Catabolism via oxidation may lead to the loss of cellular PAs, since the results of aldehyde dehydrogenase activity (Figure 3), N8-2-carboxyethyl-spermidine, putreanine, or GABA are end products of the PA system. The biological advantage of the cytosolic oxidation of SPM via SMOX for the interconversion cycle remains unclear. The two separate pathways, direct versus acetylation-dependent oxidation, may serve different purposes. By speculation, the SSAT pathway may interconvert PAs depending on the cellular demand.
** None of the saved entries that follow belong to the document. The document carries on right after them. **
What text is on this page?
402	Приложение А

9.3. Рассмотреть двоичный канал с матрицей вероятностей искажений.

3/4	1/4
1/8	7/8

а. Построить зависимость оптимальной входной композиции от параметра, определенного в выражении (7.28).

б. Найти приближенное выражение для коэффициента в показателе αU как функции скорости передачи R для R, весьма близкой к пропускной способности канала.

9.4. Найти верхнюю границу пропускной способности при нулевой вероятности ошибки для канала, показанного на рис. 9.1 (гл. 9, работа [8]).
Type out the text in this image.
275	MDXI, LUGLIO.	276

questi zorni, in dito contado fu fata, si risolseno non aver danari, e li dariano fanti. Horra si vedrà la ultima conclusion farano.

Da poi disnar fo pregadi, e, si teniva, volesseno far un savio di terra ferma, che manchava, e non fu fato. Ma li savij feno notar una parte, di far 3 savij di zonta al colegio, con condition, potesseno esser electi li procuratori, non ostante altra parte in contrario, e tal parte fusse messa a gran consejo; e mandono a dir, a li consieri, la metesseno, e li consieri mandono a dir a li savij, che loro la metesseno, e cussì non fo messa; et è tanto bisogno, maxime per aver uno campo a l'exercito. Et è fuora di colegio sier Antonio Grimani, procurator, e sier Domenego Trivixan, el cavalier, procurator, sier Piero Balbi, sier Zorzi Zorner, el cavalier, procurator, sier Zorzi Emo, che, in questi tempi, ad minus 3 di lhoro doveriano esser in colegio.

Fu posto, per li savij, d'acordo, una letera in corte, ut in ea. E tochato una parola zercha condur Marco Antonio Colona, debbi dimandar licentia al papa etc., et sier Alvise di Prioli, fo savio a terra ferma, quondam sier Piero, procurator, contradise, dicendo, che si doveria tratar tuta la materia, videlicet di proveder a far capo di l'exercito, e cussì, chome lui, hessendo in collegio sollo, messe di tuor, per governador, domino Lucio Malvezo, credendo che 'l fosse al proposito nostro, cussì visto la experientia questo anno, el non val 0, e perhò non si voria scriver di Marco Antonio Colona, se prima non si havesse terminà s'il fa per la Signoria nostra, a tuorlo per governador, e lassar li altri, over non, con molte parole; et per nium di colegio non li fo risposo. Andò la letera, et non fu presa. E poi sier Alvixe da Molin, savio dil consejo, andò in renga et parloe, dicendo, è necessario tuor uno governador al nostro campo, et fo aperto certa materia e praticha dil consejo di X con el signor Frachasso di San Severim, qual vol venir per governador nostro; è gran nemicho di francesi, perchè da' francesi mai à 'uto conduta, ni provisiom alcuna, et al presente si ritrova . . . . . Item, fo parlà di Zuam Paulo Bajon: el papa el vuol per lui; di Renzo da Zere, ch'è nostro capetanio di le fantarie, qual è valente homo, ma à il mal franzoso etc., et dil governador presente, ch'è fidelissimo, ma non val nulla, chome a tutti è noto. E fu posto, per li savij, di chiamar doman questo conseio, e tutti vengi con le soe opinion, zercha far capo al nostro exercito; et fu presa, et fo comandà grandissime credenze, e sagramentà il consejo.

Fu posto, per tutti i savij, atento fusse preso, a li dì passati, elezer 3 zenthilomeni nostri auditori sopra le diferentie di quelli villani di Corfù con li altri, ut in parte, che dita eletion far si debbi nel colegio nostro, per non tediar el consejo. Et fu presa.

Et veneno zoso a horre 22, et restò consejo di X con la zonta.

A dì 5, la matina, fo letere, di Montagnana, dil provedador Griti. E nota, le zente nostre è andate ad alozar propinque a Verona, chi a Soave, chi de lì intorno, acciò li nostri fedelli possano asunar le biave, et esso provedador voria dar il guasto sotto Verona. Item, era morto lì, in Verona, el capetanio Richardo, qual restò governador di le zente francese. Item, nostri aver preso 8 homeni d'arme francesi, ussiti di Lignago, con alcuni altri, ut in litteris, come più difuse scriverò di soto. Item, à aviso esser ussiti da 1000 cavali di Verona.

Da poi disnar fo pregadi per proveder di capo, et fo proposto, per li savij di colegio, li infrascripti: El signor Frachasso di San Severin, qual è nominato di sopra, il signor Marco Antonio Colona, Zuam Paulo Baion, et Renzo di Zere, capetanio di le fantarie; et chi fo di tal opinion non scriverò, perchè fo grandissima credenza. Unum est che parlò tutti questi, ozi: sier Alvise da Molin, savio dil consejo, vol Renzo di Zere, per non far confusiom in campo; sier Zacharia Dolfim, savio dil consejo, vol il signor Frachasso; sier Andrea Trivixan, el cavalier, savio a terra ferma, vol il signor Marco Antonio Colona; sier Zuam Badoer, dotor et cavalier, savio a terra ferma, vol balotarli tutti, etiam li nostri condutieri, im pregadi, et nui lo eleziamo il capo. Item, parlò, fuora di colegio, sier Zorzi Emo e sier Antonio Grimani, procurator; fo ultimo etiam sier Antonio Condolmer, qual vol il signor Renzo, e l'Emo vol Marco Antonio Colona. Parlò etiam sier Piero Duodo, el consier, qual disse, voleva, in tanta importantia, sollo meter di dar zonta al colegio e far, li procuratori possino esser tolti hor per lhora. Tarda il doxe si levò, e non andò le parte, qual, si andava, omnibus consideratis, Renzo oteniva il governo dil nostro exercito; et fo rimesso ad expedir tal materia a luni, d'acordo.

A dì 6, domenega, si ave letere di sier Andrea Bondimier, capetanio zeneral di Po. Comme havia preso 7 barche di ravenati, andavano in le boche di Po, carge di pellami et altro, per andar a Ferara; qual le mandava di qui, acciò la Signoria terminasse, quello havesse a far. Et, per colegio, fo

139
This idea is supported by its regulation via PA content (Figure 1). In contrast, the SMOX and the cytosolic pathway may be important to reduce the net PA content inside the cell, independent of fluxes of unmodified or acetylated PAs.

6.3. Additional Interconversion Products

In addition to the pathways described above, SPD serves as substrate for deoxyhypusine synthase (Figure 3). The transfer of an aminobutyl group of SPD onto a specific lysine residue is the first step of the posttranslational modification of the factor elF5A. The deoxyhypusine residue is subsequently converted to hypusine by a specific hydroxylase. The translation factor elF5A is essential for early embryonic development [137] and for the activation of the autophagy pathway, and the hypusine modification is crucial for its proper activity [44,138].

Putreanine (Figure 3) is yet another product of PA catabolism [122,139,140]. Initially, putreanine was thought to be a unique metabolite of mammalian central nervous PA catabolism [139] but was later also detected in rat liver and kidney [122]. At present, there is no known biological function for putreanine other than being the terminal product of cytoplasmatic SPD oxidation. Putreanine, however, accumulates in excretory organs, and one may speculate that it simply serves as a carrier for the extracorporal disposal of waste nitrogen. Certainly, to understand the biological role of putreanine more deeply, further investigation is needed.

7. Conclusions

In summary, we highlight discrepancies in the literature and add new data on the circulation of PAs in the brain and body, including important sources of PAs in gut lumen, blood plasma, and cerebrospinal fluid. We emphasize a large gap in concentrations between these compartments, resulting in surprisingly high accumulation of PAs in glial cytoplasm. We provide a novel and complete scheme for the biosynthesis/degradation of PAs, including glycine, glutamate, proline and others as PA precursors. We suggest a solution for the apparent contradiction in the literature, suggesting that when ODC knockout seems to be lethal, the AGM pathway is probably rescuing PUT production. We point to PA transport in glial cells, explaining how without synthesis these cells (but not neurons) preferentially accumulate PAs. We introduce a novel and complete scheme for PA interconversion, including hypusine, putreanine, and the unique gliotransmitter (GABA) as end-products. In addition, we highlight that S-adenosylmethionine decarboxylase promotes decreased PUT and increased SPM levels. This review can serve as an updated contribution to understanding the PA mystery in the CNS and its body.